Do lado do cliente, a mudança mais relevante da última década foi a elevação da régua. A comparação não é mais com o concorrente direto, mas com a melhor experiência que ele teve em qualquer categoria — prazo, transparência de preço, facilidade de resolver um problema. Empresas que ignoram essa régua perdem receita antes de perder reputação.

O horizonte dos próximos ciclos

A leitura de médio prazo indica um mercado menos tolerante a improviso. Investidores, bancos e grandes clientes passaram a pedir evidência — histórico, governança e capacidade de auditar processos — e isso beneficia empresas organizadas independentemente do tamanho.

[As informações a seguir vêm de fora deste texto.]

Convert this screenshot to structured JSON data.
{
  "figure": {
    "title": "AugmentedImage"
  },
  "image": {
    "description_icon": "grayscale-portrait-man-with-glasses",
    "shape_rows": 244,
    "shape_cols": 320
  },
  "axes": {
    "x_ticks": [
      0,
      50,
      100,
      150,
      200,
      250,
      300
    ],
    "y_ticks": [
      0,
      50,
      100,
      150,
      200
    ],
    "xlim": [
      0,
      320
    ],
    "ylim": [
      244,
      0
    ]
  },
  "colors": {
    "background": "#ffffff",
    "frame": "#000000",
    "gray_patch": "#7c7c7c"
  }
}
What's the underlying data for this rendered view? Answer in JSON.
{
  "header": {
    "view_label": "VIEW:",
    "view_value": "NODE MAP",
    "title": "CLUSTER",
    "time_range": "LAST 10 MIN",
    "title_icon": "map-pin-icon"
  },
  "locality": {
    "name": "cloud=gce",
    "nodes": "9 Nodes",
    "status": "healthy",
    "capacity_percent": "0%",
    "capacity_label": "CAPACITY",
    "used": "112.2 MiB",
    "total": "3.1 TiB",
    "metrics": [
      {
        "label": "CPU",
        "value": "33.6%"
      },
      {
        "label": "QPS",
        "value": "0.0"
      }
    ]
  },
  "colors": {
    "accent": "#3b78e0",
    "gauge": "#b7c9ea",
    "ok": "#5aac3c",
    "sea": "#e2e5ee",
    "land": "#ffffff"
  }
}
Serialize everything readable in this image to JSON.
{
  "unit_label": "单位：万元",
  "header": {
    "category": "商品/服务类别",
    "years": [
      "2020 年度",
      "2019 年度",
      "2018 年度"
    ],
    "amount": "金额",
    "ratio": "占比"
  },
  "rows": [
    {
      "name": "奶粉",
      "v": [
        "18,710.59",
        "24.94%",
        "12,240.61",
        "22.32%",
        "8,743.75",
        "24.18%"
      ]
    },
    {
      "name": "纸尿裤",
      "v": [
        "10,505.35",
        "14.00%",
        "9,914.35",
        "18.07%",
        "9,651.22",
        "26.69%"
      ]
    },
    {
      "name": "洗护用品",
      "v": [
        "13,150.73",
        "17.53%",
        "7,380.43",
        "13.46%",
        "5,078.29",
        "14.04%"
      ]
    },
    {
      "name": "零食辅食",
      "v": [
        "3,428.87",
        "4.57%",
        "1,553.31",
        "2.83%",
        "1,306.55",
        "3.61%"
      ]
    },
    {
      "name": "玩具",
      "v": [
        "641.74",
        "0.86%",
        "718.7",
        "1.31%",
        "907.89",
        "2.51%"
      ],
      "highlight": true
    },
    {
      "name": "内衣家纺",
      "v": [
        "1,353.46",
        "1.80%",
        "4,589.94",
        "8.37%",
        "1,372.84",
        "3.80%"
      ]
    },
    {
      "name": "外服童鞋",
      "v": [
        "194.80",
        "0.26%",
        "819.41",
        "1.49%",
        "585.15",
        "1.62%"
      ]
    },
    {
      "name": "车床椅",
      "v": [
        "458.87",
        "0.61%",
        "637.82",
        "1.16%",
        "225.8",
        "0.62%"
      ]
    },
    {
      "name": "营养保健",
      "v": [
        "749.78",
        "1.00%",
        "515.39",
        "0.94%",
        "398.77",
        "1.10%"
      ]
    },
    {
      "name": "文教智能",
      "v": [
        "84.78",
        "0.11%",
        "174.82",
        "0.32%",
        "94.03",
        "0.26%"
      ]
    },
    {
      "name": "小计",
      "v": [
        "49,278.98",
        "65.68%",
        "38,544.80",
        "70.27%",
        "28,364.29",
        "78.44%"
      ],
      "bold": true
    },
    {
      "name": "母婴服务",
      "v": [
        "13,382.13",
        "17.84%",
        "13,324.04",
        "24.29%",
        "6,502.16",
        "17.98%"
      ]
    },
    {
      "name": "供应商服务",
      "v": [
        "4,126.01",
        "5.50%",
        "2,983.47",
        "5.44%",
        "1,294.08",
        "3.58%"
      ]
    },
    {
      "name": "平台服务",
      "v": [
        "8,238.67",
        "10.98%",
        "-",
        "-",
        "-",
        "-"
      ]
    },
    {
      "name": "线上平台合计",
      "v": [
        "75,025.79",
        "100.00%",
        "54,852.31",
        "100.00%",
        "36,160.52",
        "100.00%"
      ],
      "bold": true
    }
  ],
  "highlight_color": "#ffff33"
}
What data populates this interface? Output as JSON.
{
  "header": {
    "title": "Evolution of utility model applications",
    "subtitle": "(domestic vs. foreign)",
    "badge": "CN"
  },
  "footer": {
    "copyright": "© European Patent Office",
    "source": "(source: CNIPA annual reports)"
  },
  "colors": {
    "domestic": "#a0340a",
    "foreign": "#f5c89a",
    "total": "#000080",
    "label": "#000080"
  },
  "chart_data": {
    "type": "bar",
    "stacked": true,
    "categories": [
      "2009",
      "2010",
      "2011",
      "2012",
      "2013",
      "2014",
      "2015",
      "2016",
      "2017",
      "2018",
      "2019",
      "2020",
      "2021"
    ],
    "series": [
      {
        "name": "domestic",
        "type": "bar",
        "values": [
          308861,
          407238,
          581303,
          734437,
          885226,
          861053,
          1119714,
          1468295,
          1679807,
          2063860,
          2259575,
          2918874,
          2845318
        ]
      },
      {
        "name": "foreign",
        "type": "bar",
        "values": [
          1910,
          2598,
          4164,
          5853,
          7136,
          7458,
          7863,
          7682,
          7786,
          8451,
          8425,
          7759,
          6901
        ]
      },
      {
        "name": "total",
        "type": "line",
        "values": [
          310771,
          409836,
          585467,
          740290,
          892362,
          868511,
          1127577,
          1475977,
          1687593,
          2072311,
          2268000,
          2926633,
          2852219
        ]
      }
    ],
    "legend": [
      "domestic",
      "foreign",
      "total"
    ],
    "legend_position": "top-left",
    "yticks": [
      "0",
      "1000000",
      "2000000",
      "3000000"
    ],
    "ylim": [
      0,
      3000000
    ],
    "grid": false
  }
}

O horizonte também traz um alerta: velocidade sem preparo virou risco reputacional. Expandir praça, lançar produto ou adotar tecnologia sem treinar o time e ajustar o processo produz falhas visíveis, e a visibilidade hoje é imediata.

O que fica

Nos próximos trimestres, a distância entre quem se preparou e quem esperou tende a aumentar. Não porque o cenário premie ousadia, mas porque premia consistência — e consistência se constrói antes de o ciclo virar.

No fim, a pergunta que separa empresas em posição de escolher das que apenas reagem é simples: o que esta operação faz melhor do que qualquer outra, e o que ela precisa parar de fazer para continuar fazendo isso bem?